Progress Report

Mutation identification in EBS patients within the UK

Identification of keratin mutations in EBS patients has been extended. Most of the referrals from within the UK are now dealt with routinely within the clinical genetics unit at Ninewells Hospital, by analysis of the hotspots of the genes for keratin proteins K5 and K14, where about 70% of the EBS mutations are found. However we have continued to extend this analysis to full sequencing of K5/K14 in any cases that show up as negative in the service lab. In this way, together with the unit at Ninewells we have raised the success rate of finding the mutation in EBS patients to 78% or more.

Extending the mutation analysis to the USA

In collaboration with Dr Jo-David Fine, one of the world’s clinical experts on EBS addition, we have additionally begun to extend mutation analysis to EBS patients from the USA. A cohort of patients diagnosed with different forms of epidermolysis bullosa simplex, from 39 unrelated families on the US National EB Registry, has been analysed in our laboratory for mutations in the coding regions of the K5 and K14 genes. Mutation analysis has so far identified 29 mutations. We then started to compare the range of mutations found with those identified to date in European patient groups, for which a much larger body of data exists, as can be seen on the Dundee website of intermediate filament mutations (www.interfil.org). Amongst the 29 USA mutations in K5/K14, we detected 13 novel mutations that had not been reported so far in the European populations. This included some unusual double heterozygote mutations in which the patient carries two separate mutations in the same keratin, one on each of the two alleles of one gene. This information is adding to the global database on EBS mutations and will help us understand the variety of phenotypes seen in these diseases.

Functional analysis of new mutations

The effects on keratin function of the new mutations observed in the USA group, plus some of the new mutations recently found in the U.K. patient group, is now being examined by recreating the mutations in cultured cell lines whose properties we can then test. In particular we are looking for information about the relative ability of different mutations to affect keratin filament formation and stability.

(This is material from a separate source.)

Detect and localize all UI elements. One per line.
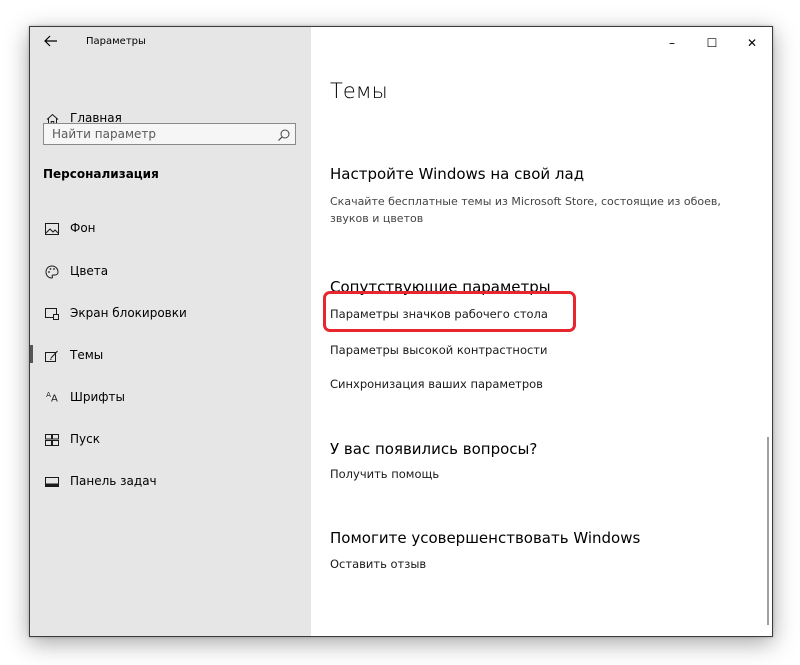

The cDNA for K5 and K14 has been cloned, and the new mutations have been introduced into these clones by site-directed mutagenesis. These mutant keratin cDNAs have then been introduced into immortalized epithelial cell culture lines. Each mutant keratin sequence tested so far has been co-transfected together with its natural partner keratin into cultured cell lines, using a cell type which is lacking intrinsic keratin filaments. Keratin sequences need to be expressed in the presence of a partner keratin as they will only make keratin filaments from dimeric K5-K14 subunits: one keratin protein alone cannot polymerise. We chose cells lacking their own keratin filaments to be the recipients of these experimental mutant keratins, because if there had been any endogenous keratin protein, even a severely mutant keratin could assemble onto such a filament and we would learn nothing about the effect of the mutation. Thus we have set up the experiment in such as way that if any filaments are formed, both of the transfected keratins must be contributing to those filaments, and in equal amounts.

The transfected cells have then been analysed morphologically to assess the ability of the mutant protein to form keratin filament networks. Without subjecting the cells to any additional stress assay, a very clear distinction has been seen already between the mutations identified in patients with "severe" EBS (in which the mutant keratin is unable to support filament network formation) versus those with "mild" disease (in which mutant keratin-containing filaments are indistinguishable from wild type ones). This suggests that the "mild" mutations exert a fundamentally different effect on the keratin filament structure from the effects of "severe" mutations. We now intend to take these experiments further and try to understand what the difference is in these effects.

Clinical implications of these findings

We have then gone back to the clinical notes on the "severe" and "mild" mutations. It seems clear that the "polymerisation-incompetent" mutants were all of a type which would probably have been diagnosed as Dowling-Meara type EBS in the UK, but some of these had been classified as Koebner EBS according to current USA practice. This highlights an issue that requires discussion between USA and UK clinicians to reach a consensus and we are currently trying to organise a meeting to discuss this. The results so far do suggest that the boundary between EBS subtypes could now be usefully re-aligned to conform to molecular criteria that are now easier to identify routinely and objectively and for which there is now a molecular-based hypothesis for the phenotypic difference.